Fora dos EUA o que veremos agora, com o Banco Nacional Suíço, o Banco da Inglaterra e até mesmo o BCE forçados a seguir o Fed aumentando as taxas, é a bola de neve global de inadimplência, falências, em meio a uma inflação em alta que as taxas de juros do banco central não têm poder para controlar. Cerca de 27% da dívida corporativa global não financeira é detida por empresas chinesas, estimada em 23 trilhões de dólares. Outra dívida corporativa de 32 trilhões de dólares é detida por empresas americanas e europeias. Agora a China está em meio à sua pior crise econômica desde 30 anos e há poucos sinais de recuperação. Com os EUA, o maior cliente da China, entrando em depressão econômica, a crise da China só pode piorar. Isso não será bom para o mundo ecologicamente correto.
A Itália, com uma dívida nacional de 3,2 trilhões de dólares, tem uma relação dívida-PIB de 150%. Somente as taxas de juros negativas do BCE impediram que isso explodisse em uma nova crise bancária. Agora essa explosão está pré-programada, apesar das palavras calmantes de Lagarde do BCE. O Japão, com um nível de dívida de 260% é o pior de todas as nações industriais, e está em uma armadilha de taxas zero com mais de 7,5 trilhões de dólares de dívida pública. O iene está agora caindo seriamente, e desestabilizando toda a Ásia.

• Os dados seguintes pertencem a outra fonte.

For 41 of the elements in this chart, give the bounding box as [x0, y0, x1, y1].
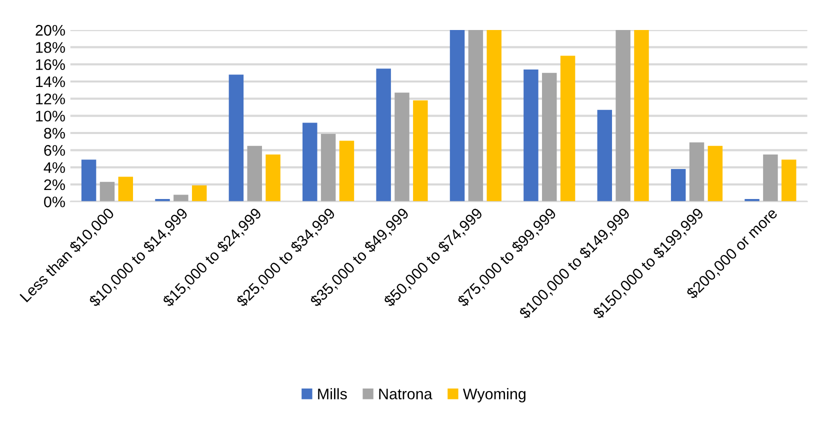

O coração do sistema financeiro mundial, ao contrário da crença popular, não são as bolsas de valores. É o mercado de títulos – títulos governamentais, corporativos e de agências. Este mercado de títulos vem perdendo valor à medida que a inflação disparou e as taxas de juros subiram desde 2021 nos EUA e na UE. Globalmente, isto compreende cerca de 250 trilhões de dólares em valor de ativos, uma soma que, a cada aumento dos juros federais, perde mais valor. A última vez que tivemos um revés tão grande no valor dos títulos foi há quarenta anos na era Paul Volcker com taxas de juros de 20% para “espremer a inflação”.
À medida que os preços dos títulos caem, o valor de capital dos bancos também caem. Os mais expostos a tal perda de valor são os principais bancos franceses, juntamente com o Deutsche Bank na UE, juntamente com os maiores bancos japoneses. Acredita-se que bancos americanos como o JP MorganChase estejam apenas um pouco menos expostos a uma grande queda dos títulos. Muito do risco deles está escondido em derivativos extrapatrimoniais e outros. No entanto, ao contrário de 2008, hoje os bancos centrais não podem repetir mais uma década de taxas de juros zero e QE. Desta vez, como observou há três anos o ex-chefe do Banco da Inglaterra Mark Carney, a crise será usada para forçar o mundo a aceitar uma nova moeda digital do Banco Central, um mundo onde todo o dinheiro será emitido e controlado de forma centralizada. Isto também é o que o povo do WEF de Davos quer dizer com seu Grande Reposicionamento. Não será bom. Um Tsunami Financeiro Planejado Global Acaba de Começar.